Je terminerai en précisant que ma vaniteuse sophistication du goût m’a en particulier sauté aux yeux au printemps, lors des délibérations du comité de sélection du prix Joséphine, dont je faisais partie avec une dizaine de consœurs et confrères journalistes. Chacun et chacune avait listé un certain nombre d’albums (les candidats devaient avoir été produits en France et être sortis entre juin 21 et mai 22) et nous nous sommes donc retrouvés avec un certain nombre de disques « en ballotage » à défendre de part et d’autre. Perso je voulais faire passer le LP de Rose Mercie et celui de Chimère FM, que j’aime vraiment beaucoup, et je me suis dit qu’en mettant un ou deux extraits les gens autour de moi allaient comprendre mon enthousiasme. Avec Rose Mercie, ça a mal commencé, le chant pas très pro et les instruments qui brinquebalent (et qui pour moi font tout le groove de leur musique) n’ont pas convaincu tout le monde, c’est rien de le dire. Donc déjà je me sentais un peu con, un peu humilié aussi, comme si on me disait « hey coco, tu redescends là, reviens parmi nous stp, y en a qui bossent ici », limite comme si j’avais perdu pied avec la réalité. Mais alors ensuite avec Chimère FM là, je me suis carrément fait propulser au beau milieu d’un couloir d’incompréhension qui m’a paru interminable : faut dire que j’ai directement mis « Les impétrants », où John Cravache commence par répéter vingt fois de suite « Les impétrants… sont innocents » d’une voix mi habitée mi « on va fermer monsieur faut s’en aller là », tout ça ponctué de « ouais » et de « hey », sur un instrumental que je trouve mortel mais que visiblement j’étais le seul à kiffer – ah ce feeling de s’exciter dans son coin au milieu d’une assemblée consternée, ça je recommande ! Plusieurs membres du comité ont eu l’air se demander si je leur faisais pas une blague un peu « provok », d’autres levaient discrètement les yeux au ciel. Ça m’a rappelé ce film où Ryan Gosling joue un type un peu simplet qui un jour présente à son frère sa fiancée, il arrive tout content avec elle à son bras, sauf que le frère s’aperçoit que la fiancée n’est pas une vraie femme ni même un être vivant, mais une sorte de poupée gonflable hyper réaliste.

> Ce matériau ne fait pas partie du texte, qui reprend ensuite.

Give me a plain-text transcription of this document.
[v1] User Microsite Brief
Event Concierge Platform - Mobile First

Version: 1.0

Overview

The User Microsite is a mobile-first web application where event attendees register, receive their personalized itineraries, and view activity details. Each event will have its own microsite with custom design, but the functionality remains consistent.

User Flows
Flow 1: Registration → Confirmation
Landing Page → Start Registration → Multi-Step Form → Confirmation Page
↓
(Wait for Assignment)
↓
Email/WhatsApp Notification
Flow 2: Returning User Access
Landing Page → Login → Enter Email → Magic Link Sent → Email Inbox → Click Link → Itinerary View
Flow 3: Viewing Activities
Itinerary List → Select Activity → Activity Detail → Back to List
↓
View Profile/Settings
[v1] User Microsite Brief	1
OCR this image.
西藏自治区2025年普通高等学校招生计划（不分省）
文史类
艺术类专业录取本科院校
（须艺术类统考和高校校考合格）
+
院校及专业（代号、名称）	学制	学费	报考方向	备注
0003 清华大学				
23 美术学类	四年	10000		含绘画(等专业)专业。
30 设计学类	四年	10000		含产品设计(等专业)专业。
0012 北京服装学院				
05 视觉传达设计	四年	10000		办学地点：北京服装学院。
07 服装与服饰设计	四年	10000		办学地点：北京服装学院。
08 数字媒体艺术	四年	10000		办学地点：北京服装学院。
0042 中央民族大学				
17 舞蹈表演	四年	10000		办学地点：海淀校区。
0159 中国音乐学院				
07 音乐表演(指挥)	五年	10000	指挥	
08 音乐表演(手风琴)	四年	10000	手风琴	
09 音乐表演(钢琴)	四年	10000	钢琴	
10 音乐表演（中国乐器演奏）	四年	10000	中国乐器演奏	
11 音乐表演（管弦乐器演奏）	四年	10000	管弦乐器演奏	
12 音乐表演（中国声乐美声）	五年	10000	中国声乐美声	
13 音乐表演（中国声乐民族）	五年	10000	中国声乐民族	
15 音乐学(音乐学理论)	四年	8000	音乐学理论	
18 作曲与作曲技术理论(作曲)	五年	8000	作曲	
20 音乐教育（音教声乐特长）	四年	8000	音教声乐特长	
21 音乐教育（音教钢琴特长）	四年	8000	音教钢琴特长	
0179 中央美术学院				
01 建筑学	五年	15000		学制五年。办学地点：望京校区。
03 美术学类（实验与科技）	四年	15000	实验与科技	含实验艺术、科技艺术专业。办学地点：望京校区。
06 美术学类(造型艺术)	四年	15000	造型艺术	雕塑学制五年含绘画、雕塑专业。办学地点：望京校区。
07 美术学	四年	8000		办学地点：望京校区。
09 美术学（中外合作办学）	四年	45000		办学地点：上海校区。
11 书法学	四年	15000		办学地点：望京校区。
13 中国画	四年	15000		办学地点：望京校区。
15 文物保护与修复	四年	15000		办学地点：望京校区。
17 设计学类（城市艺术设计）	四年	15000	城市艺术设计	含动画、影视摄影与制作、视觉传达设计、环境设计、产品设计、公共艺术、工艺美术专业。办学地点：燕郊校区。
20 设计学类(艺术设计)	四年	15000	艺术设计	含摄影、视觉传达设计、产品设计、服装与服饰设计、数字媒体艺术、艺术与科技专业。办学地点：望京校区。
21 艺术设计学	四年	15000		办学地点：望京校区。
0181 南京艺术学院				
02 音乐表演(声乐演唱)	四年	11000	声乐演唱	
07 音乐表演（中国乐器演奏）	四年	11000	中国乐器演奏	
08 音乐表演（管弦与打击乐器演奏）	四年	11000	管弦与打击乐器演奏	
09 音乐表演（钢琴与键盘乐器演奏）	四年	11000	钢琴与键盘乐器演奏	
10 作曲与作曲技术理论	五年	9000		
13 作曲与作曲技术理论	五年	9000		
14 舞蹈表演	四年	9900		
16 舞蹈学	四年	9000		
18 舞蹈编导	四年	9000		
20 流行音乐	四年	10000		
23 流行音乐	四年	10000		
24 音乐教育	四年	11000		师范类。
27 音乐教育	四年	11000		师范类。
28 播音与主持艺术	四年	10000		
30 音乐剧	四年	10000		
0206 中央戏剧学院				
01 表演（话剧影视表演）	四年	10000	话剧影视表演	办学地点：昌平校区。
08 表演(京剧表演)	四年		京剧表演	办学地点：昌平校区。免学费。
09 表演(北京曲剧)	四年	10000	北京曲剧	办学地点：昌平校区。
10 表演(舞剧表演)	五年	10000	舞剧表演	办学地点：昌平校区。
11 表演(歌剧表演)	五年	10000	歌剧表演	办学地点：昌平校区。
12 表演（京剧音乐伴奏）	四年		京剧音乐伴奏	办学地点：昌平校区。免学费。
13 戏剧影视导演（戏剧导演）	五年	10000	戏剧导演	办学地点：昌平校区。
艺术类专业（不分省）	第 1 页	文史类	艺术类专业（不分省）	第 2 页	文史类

Bref tout ça pour dire que le crush intime de la musique reste un moment pas simple à communiquer comme ça, à la cantonade. C’est tellement perso, quand on y pense, ce truc d’attachement spontané, la joie dans laquelle ça peut nous mettre : ces combinaisons d’émotions et d’idées infimes, fugaces, inarticulées, ne se prêtent bien ni à l’analyse ni au dialogue ; et l’état final dans lequel elles nous plongent ne diffère pas tant que ça de moments officiellement obscènes comme l’orgasme, les sanglots, le fou rire ou la simple attirance sentimentale ou sexuelle quand elle ne peut se dissimuler. 

Donc, quand après avoir ruminé tout ça, je dois aller me demander si oui ou non tel album me plaît et essayer d’écrire pourquoi et de rationaliser un minimum mon expérience, bah forcément je me demande un peu à quoi bon. Est-ce que ce truc que j’aime tant est en fait ridicule, minable ? Je me ferais avoir ? Je m’imposerais son emprise ? Où est-ce que j’y vois quelque chose d’incroyable que les autres, aveugles enfermés dans leurs cavernes, ne peuvent distinguer tant qu’ils n’auront pas reçu la révélation ? Ni l’un ni l’autre, je crois, mais aussi les deux à la fois, en alternance plus ou moins équitable. Accepter de se faire avoir est sans doute une condition sine qua non de l’expérience d’écoute. La récurrente impossibilité de partager sa jouissance prouve que, toute collective qu’elle puisse être à notre époque de réseaux et de tournées sold out, la pop music tend quand même toujours vers un pôle parfois si intérieur qu’il en devient mystérieux voire opaque. Et si j’ai donc moins aimé de musique cette année, j’ai en revanche l’impression d’avoir mieux compris que jamais à quel point elle évoluait dans une espèce de sphère privée en moi – et ce malgré tout l’élan de partage et de découverte qui a fait naître Musique Journal et qui plus que jamais l’alimente aujourd’hui.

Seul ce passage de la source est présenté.